Projects as dense and radical as that of Sean Both and Rob Brown don’t come around everyday in the world of electronic music. When you hear the poster boys of the genre proudly declare what makes it different, its experimental roots, its fixation on the future, you might naturally want something that’ll hit you like a right hook to the face, a new Autechre album, for example. It reminds us not to go celebrating genius too early.
There is no secret here: only a uniqueness and artistic honesty reign in the duo’s work to such an extent that their production makes the hottest lo-fi techno banger sound like bargain bin fodder.
At the end of 2015, the excellent Powell released Autechre’s remix of Heavy Handed Sunset by Russell Haswell on his equally excellent label Diagonal. But no one could have foreseen that these post-humanist sounds were in fact the announcement of an LP to come.

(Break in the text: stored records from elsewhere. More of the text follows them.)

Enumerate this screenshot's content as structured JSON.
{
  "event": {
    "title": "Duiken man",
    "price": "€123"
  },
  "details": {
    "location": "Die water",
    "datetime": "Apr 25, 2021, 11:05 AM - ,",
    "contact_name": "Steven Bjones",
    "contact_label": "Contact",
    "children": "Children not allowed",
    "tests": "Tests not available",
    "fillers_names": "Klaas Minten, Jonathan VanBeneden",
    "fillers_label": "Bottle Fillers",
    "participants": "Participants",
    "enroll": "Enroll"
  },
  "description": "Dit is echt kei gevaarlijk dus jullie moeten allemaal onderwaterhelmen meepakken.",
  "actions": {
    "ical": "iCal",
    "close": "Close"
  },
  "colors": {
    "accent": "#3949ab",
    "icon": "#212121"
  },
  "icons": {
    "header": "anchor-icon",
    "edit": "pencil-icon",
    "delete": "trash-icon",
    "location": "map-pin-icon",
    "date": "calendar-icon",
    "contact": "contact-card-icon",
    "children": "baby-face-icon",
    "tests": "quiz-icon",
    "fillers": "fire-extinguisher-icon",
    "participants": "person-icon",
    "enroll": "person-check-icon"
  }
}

Over the five parts that make up Elseq, there is nothing weak to be found. We are abused by soundscapes ranging from 5 to 27 minutes in length, from deranged drum marches to noise experiments, all of which would challenge even the group’s most dedicated fans. The opener feed 1, and its 11:37 minutes of saturated, thundering explosions of sound, alone sums up the whole of a project so monumental that we won’t chew it up smaller for you, nor give another song to justify our statements. Trust us: these 247 minutes are essential to your future.
Of all Autechre’s works, Elseq is one of the most radical. Perhaps the sound of the detonator click as the duo blow their heritage, and hope of a return to IDM, to pieces – alongside all artists who ever followed in their path. So they restart from scratch, just as they always have done.
“to drown in the abyss — heaven or hell,
who cares? Through the unknown, we’ll find the new.”